From Belgium, she keeps a watchful eye on information from her country of origin: « I continue to get involved and talk about what’s happening in Burundi ». Her involvement is such that she regularly presents Radio Inzamba’s news flash while being secretary general of the Association of Burundian Journalists in Exile. « We wanted to create something of our own to support each other and find work for journalists who want to continue to practice », Kaze explains, « I was not politically engaged in Burundi but now that I no longer have the right to vote, my professional and associative commitments allow me to exist as a Burundian citizen ». 
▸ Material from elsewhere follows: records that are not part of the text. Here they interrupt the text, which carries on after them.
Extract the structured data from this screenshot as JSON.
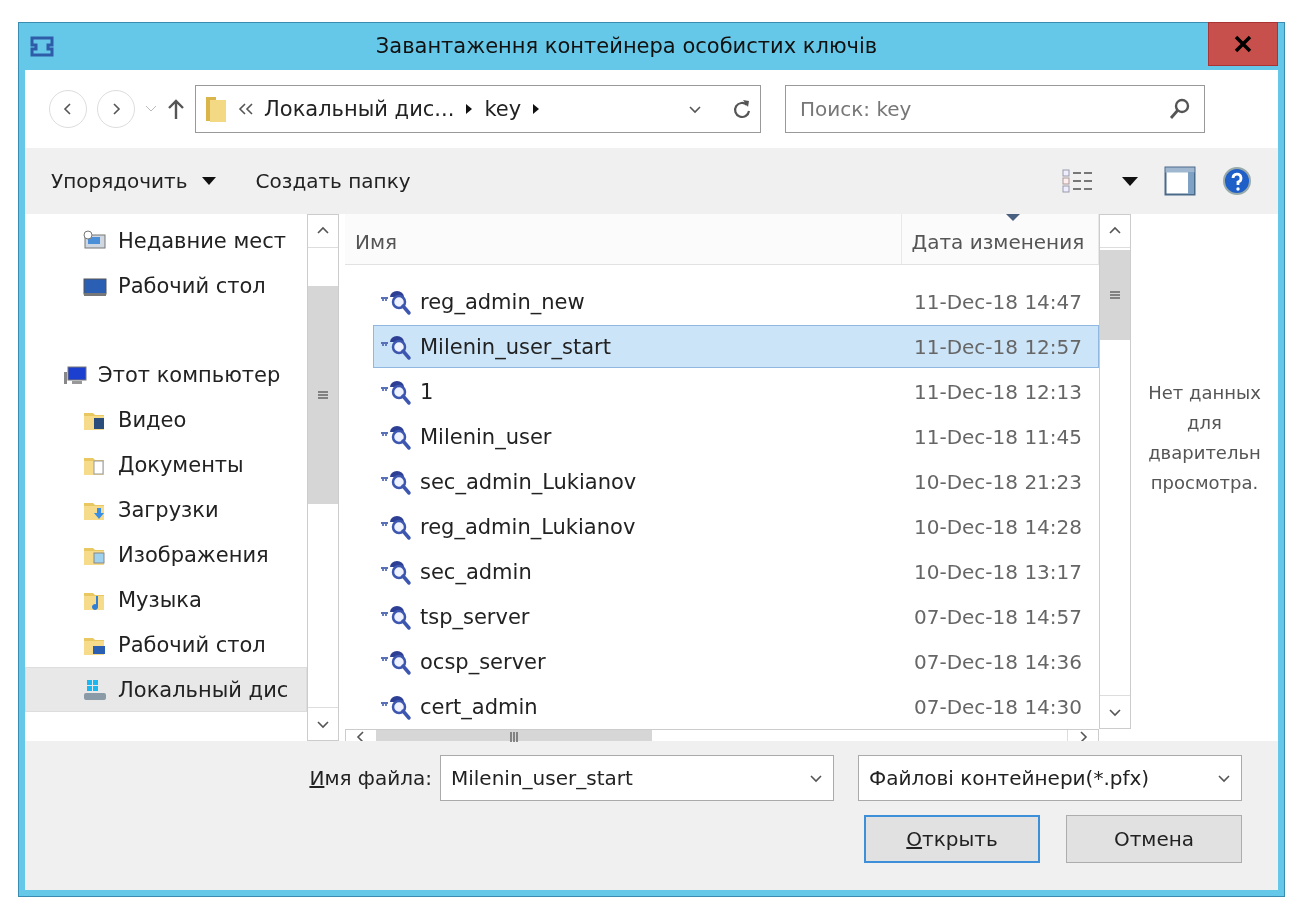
{
  "window": {
    "title": "Завантаження контейнера особистих ключів"
  },
  "address": {
    "segments": [
      "Локальный дис...",
      "key"
    ]
  },
  "search": {
    "placeholder": "Поиск: key"
  },
  "toolbar": {
    "organize": "Упорядочить",
    "new_folder": "Создать папку"
  },
  "favorites": [
    {
      "label": "Недавние мест",
      "kind": "recent",
      "selected": false
    },
    {
      "label": "Рабочий стол",
      "kind": "desktop",
      "selected": false
    }
  ],
  "computer": {
    "label": "Этот компьютер",
    "selected": false,
    "children": [
      {
        "label": "Видео",
        "kind": "video",
        "selected": false
      },
      {
        "label": "Документы",
        "kind": "docs",
        "selected": false
      },
      {
        "label": "Загрузки",
        "kind": "downloads",
        "selected": false
      },
      {
        "label": "Изображения",
        "kind": "pictures",
        "selected": false
      },
      {
        "label": "Музыка",
        "kind": "music",
        "selected": false
      },
      {
        "label": "Рабочий стол",
        "kind": "desktopfolder",
        "selected": false
      },
      {
        "label": "Локальный дис",
        "kind": "disk",
        "selected": true
      }
    ]
  },
  "columns": [
    {
      "label": "Имя",
      "sorted": false
    },
    {
      "label": "Дата изменения",
      "sorted": true
    }
  ],
  "files": [
    {
      "name": "reg_admin_new",
      "date": "11-Dec-18 14:47",
      "selected": false
    },
    {
      "name": "Milenin_user_start",
      "date": "11-Dec-18 12:57",
      "selected": true
    },
    {
      "name": "1",
      "date": "11-Dec-18 12:13",
      "selected": false
    },
    {
      "name": "Milenin_user",
      "date": "11-Dec-18 11:45",
      "selected": false
    },
    {
      "name": "sec_admin_Lukianov",
      "date": "10-Dec-18 21:23",
      "selected": false
    },
    {
      "name": "reg_admin_Lukianov",
      "date": "10-Dec-18 14:28",
      "selected": false
    },
    {
      "name": "sec_admin",
      "date": "10-Dec-18 13:17",
      "selected": false
    },
    {
      "name": "tsp_server",
      "date": "07-Dec-18 14:57",
      "selected": false
    },
    {
      "name": "ocsp_server",
      "date": "07-Dec-18 14:36",
      "selected": false
    },
    {
      "name": "cert_admin",
      "date": "07-Dec-18 14:30",
      "selected": false
    }
  ],
  "preview": {
    "lines": [
      "Нет данных",
      "для",
      "дварительн",
      "просмотра."
    ]
  },
  "filename": {
    "label": "Имя файла:",
    "label_mnemonic": true,
    "value": "Milenin_user_start"
  },
  "filetype": {
    "value": "Файлові контейнери(*.pfx)"
  },
  "buttons": [
    {
      "label": "Открыть",
      "mnemonic": true,
      "default": true
    },
    {
      "label": "Отмена",
      "mnemonic": false,
      "default": false
    }
  ]
}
This does not prevent her from trying to integrate in Belgium : « I am learning Dutch and I am involved in Les Amis d’Accompagner association ». This organization proposes to help people in need to carry out certain procedures: visit a home, present one’s file to a lawyer, meet a school staff, a doctor or a social worker, etc. « When you are a refugee, you have to look in both directions: towards the country of origin and the host country », she sums up, « besides, I continue to speak Kirundi with my daughters so that they always have this link with Burundi ». Waiting to be able, one day, to return to Burundi? « We still hope but for the moment I do not see myself going back because even if the president has changed (Evariste Ndayishimiye since June 2020, ndlr), journalists are still considered as rebels there ». For the moment, Josine Kaze wants to change career and is looking for a new job « in digital marketing ».

A difficult integration

Fatimetou Sow still hopes to work as a journalist. But things are not easy for the Mauritanian woman: « When you are a black female from Africa, recruiters are not in a hurry to welcome you ». This human rights activist practiced reporting about the practices of forced marriage, excision and force-feeding of little girls in her country. She decided to go into exile after her daughter, Sarah, was herself the victim of a forced marriage when she was 9 years old. After 3 years in Senegal, she moved to Belgium in 2018 and continues to host Facebook lives on violations of women’s rights in Mauritania. To do this, she communicated with a TV5 journalist based in the country.

Fatimetou Sow
Fatimetou Sow

« It hurts me a lot not to be in my country », Fatimetou Sow admits, « I should be there, go meet people, demonstrate, and all that I can’t do here ». However, the journalist is still far from surrendering: « I am even more motivated than yesterday to do my job ». Considering herself a presenter, she was able to exercise it for 6 months at TV COM, a local television channel in Wallonia. But her contract is now over and she finds herself unemployed: « If i’m still in September, i’ll do something else, social work training for example ».

Alongside her search for a work, she is an active member of several associations of Mauritanian immigrants in Belgium such as the Union générale des Mauritaniens, who takes care of repatriating the bodies of the deceased to Mauritania, Jeunesse Mauritanie or Tous debout. As we can see, her forced emigration has not slowed down her commitment, even if it now takes a different form. Mother of four children, including two daughters, Fatoumata Sow awaits the choice that her offspring will make when they will reach majority : stay in Belgium or go back to Mauritania. A question that will arise, one day or another, all these journalists who have been forced to flee their native lands.